Mendengar jawabanku, senpai mengernyitkan dahinya dan terdiam.
...Apa permintaanku terlalu besar? Karena terburu-buru, aku terlewat langkah dasar dalam negosiasi, yaitu mulai dari permintaan yang sangat besar lalu beralih ke permintaan yang lebih realistis.
Saat rasa cemas mulai muncul dalam diriku—akhirnya, setelah berpikir cukup lama, senpai membuka mulutnya.
"Baiklah."
"Begitu ya, jadi tidak bisa...eh, apa yang kau katakan barusan!?"
"Karena itu, aku bilang akan menerima tantangan itu. Kalo kau ingin berhenti, itu juga tidak masalah."
"Jangan sekali-kali bilang begitu!"
Dengan jawaban yang tidak terduga itu, aku menggelengkan kepalaku dengan keras.
"...Ah, jadi, aku juga perlu memikirkan tentang apa yang terjadi kalo aku kalah. Kalo tidak, itu tidak adil."
Tapi, senpai menggelengkan kepala.
"Tidak perlu. Ini kan 'hanya permainan', kan? Aku tidak berniat memberi hukuman apapun padamu hanya karena aku menang."
Dengan senyum masam yang jarang terlihat, senpai berkata begitu.
Aku tertegun sejenak menatap senpai, lalu cepat-cepat memulihkan diri dan mengangguk beberapa kali.

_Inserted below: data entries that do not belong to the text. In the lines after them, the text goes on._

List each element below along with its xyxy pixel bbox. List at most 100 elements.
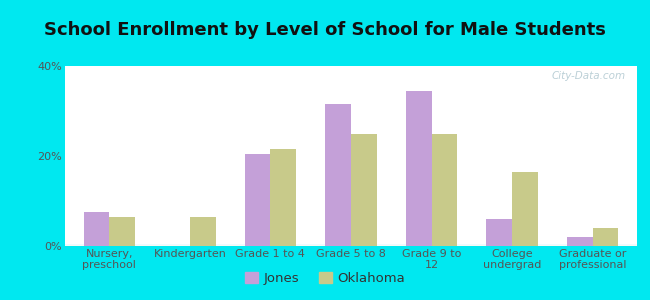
Bar [65,244,637,245]
Bar [65,245,637,246]
Bar [65,245,637,246]
Bar [512,172,538,246]
Bar [65,244,637,245]
Bar [65,244,637,245]
Bar [65,244,637,245]
Bar [65,245,637,246]
Bar [65,245,637,246]
Bar [65,245,637,246]
Bar [65,245,637,246]
Bar [65,244,637,245]
Bar [65,244,637,245]
Bar [65,245,637,246]
Bar [65,244,637,245]
Bar [65,245,637,246]
Bar [65,245,637,246]
Bar [65,244,637,245]
Bar [109,217,135,246]
Bar [65,244,637,245]
Bar [65,245,637,246]
Bar [65,244,637,245]
Bar [65,245,637,246]
Bar [65,245,637,246]
Bar [65,244,637,245]
Bar [65,245,637,246]
Bar [65,245,637,246]
Bar [65,244,637,245]
Bar [65,244,637,245]
Bar [65,245,637,246]
Bar [65,245,637,246]
Bar [65,245,637,246]
Bar [65,245,637,246]
Bar [65,245,637,246]
Text: City-Data.com: City-Data.com [551,71,625,81]
Bar [65,245,637,246]
Bar [65,245,637,246]
Bar [65,244,637,245]
Bar [65,244,637,245]
Bar [65,245,637,246]
Bar [65,244,637,245]
Bar [65,244,637,245]
Bar [65,244,637,245]
Bar [65,244,637,245]
Bar [65,244,637,245]
Bar [65,244,637,245]
Legend: Jones, Oklahoma: Jones, Oklahoma [240,267,410,290]
Bar [65,245,637,246]
Bar [65,244,637,245]
Bar [65,244,637,245]
Bar [65,244,637,245]
Bar [65,245,637,246]
Bar [65,245,637,246]
Bar [65,244,637,245]
Bar [65,244,637,245]
Bar [65,245,637,246]
Bar [65,244,637,245]
Bar [65,244,637,245]
Bar [65,244,637,245]
Bar [65,245,637,246]
Bar [65,244,637,245]
Bar [65,245,637,246]
Bar [65,244,637,245]
Bar [65,245,637,246]
Bar [65,244,637,245]
Bar [65,245,637,246]
Bar [65,244,637,245]
Bar [65,245,637,246]
Bar [65,244,637,245]
Bar [65,244,637,245]
Bar [65,245,637,246]
Bar [65,245,637,246]
Bar [65,245,637,246]
Bar [65,245,637,246]
Bar [65,244,637,245]
Bar [65,244,637,245]
Bar [65,245,637,246]
Bar [65,244,637,245]
Bar [65,244,637,245]
Bar [65,245,637,246]
Bar [65,245,637,246]
Bar [65,245,637,246]
Bar [65,244,637,245]
Bar [65,244,637,245]
Bar [65,244,637,245]
Bar [65,244,637,245]
Bar [65,245,637,246]
Bar [65,245,637,246]
Bar [65,245,637,246]
Bar [65,244,637,245]
Bar [65,244,637,245]
Bar [65,245,637,246]
Bar [65,245,637,246]
Bar [65,244,637,245]
Bar [65,245,637,246]
Bar [567,237,593,246]
Bar [65,245,637,246]
Bar [65,244,637,245]
Bar [406,91,432,246]
Bar [65,244,637,245]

"Haha, meski kau menunjukkan sikap santai seperti itu, jika kita pulang bersama, aku tidak akan merasa bersalah!"
"Ya, benar. Aku akan lebih berhati-hati."
...Ah, hampir saja. Senpai bisa begitu santai menunjukkan sisi maskulinnya, membuatku terpesona.
Kalo aturannya adalah 'Kalo kau merasakan deg degan, kau kalah," mungkin aku sudah kalah satu poin.
──.
"Ngomong-ngomong, aku ingin kau melepaskan tanganku sekarang."
"Oh, kau menyadarinya?"
Sebenarnya, aku ingin menikmati sedikit lebih banyak momen bersamanya, tapi sayang sekali.